Je suis revenue à Lannion depuis dix ans et je continue, chaque fois que je passe en centre-ville à marée haute, à être saisie à la poitrine par une bouffée de contentement admiratif. J'en demande pardon aux propriétaires des pas-de-porte régulièrement enguirlandés de goémon… J'ai beau savoir que la marée est aussi une tueuse ("surtout n'essayez pas de traverser si vous vous faites coincer sur l'Île aux Lapins !" nous disait-on à l'école primaire), je ne parviens pas plus à lui en vouloir qu'à en vouloir au vent. 

La marée est dans nos têtes comme les concepts d'une première langue : ce n'est qu'en rencontrant des gens d'ailleurs que nous mesurons que nos évidences n'étaient que le fruit des circonstances. L'ado canadien du lac Ontario qui refusait de nous croire jusqu'à ce que nous le ramenions à une même plage et qu'il constate que le rocher repéré à l'avance était quasiment recouvert ; les marseillais de Dupain, ébahis comme des gosses à voir l'étendue de la baie de St Brieuc, depuis les hauteurs de Saint-Laurent, passée du sable au bleu le temps que nous regardions ailleurs ; les visiteurs du moulin à mer de Trégastel (dont l'accueil était mon job d'été à 17 ans) qui trouvaient incroyable l'ampleur de la marée du jour, dont le coefficient n'atteignait pas les 50… J'ai mis longtemps à comprendre leur étonnement, à apprendre que toutes les mers du monde ne remuent pas autant que la mienne. Dans sa chanson Il Viaggio, Gianmaria Testa décrit le grand voyage rêvé d'un montagnard qui descend vers les plaines "jusqu'au point exact où le fleuve caresse la mer / Oh, mais qui sait où le fleuve rencontre la mer ?" J'adore cette chanson, mais je la fredonne en souriant chaque fois que, depuis les pentes entre Loguivy-Les-Lannion et Le Yaudet, je vois nettement, aux reflets du ciel dans l'eau, la mer qui se hâte vers l'intérieur et la rivière qui, se rangeant pour la laisser passer, continue à couler dans l'autre sens… 

C'était le cas ce week-end ; au fond de l'estuaire, l'eau salée entrait dans le lit du Léguer avec un bruit insolite, comme le souffle d'un démentiel robinet de baignoire.
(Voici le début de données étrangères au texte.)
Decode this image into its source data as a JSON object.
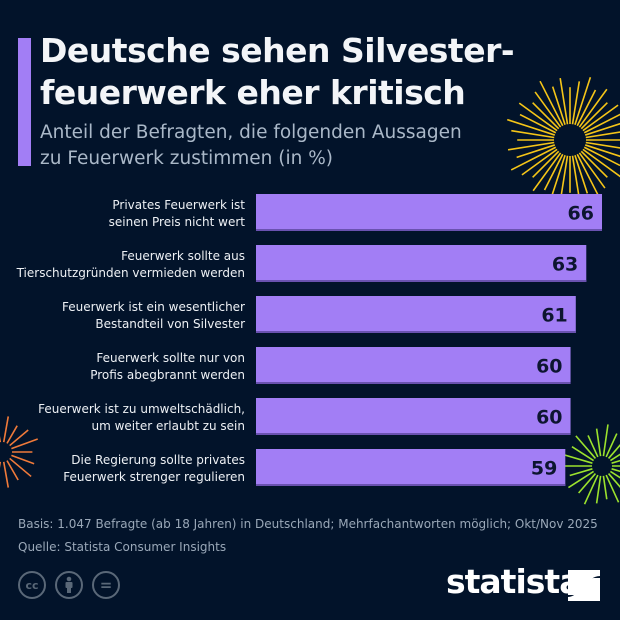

Les commerçant des quais avaient sorti les boudins de protection, les pêcheurs à pieds les seaux et les rateaux, les promeneurs les appareils photos, les municipalités les sacs de sable. Il flottait dans tout le pays comme une excitation ambivalente de fête et de veille, comme si dans nos organismes aussi le cycle familier prenait une force et une rapidité inaccoutumée. Et après tout, pourquoi ne serait-ce pas le cas ? Les enfants de la côte, ici, sont des enfants de la marée.





(1) Pour ceux qui ne seraient pas familier de la dynamique des "doubles villages" du bord de mer : à Trégastel comme en de nombreuses autres communes, l'arrivée du tourisme au XXe siècle a déplacé le centre de gravité depuis l'ancien bourg paysan (2-3km à l'intérieur des terres) vers le village de pêcheurs (en l'occurrence Ste-Anne). Il s'agissait d'un transfert de poids à la fois économique et symbolique : les "bourgeois" perdaient la main au profit des pouilleux d'hier, les paysans au profit des marins. Inutile de dire que pour un œil extérieur il n'y avait pas si grande différence entre les modes et niveaux de vie des uns et des autres ; mais vu de l'intérieur l'écart était irréductible. Je me souviens d'une dame au foyer-logement (à Ste Anne), qui dans sa dépression n'a su que me répéter "le bourg me manque". Elle en était distante d'environ 1,5 km… La seule chanson dont se souvenait une vieille trégastelloise rencontrée il y a vingt ans était la Dispute entre le marin et le paysan.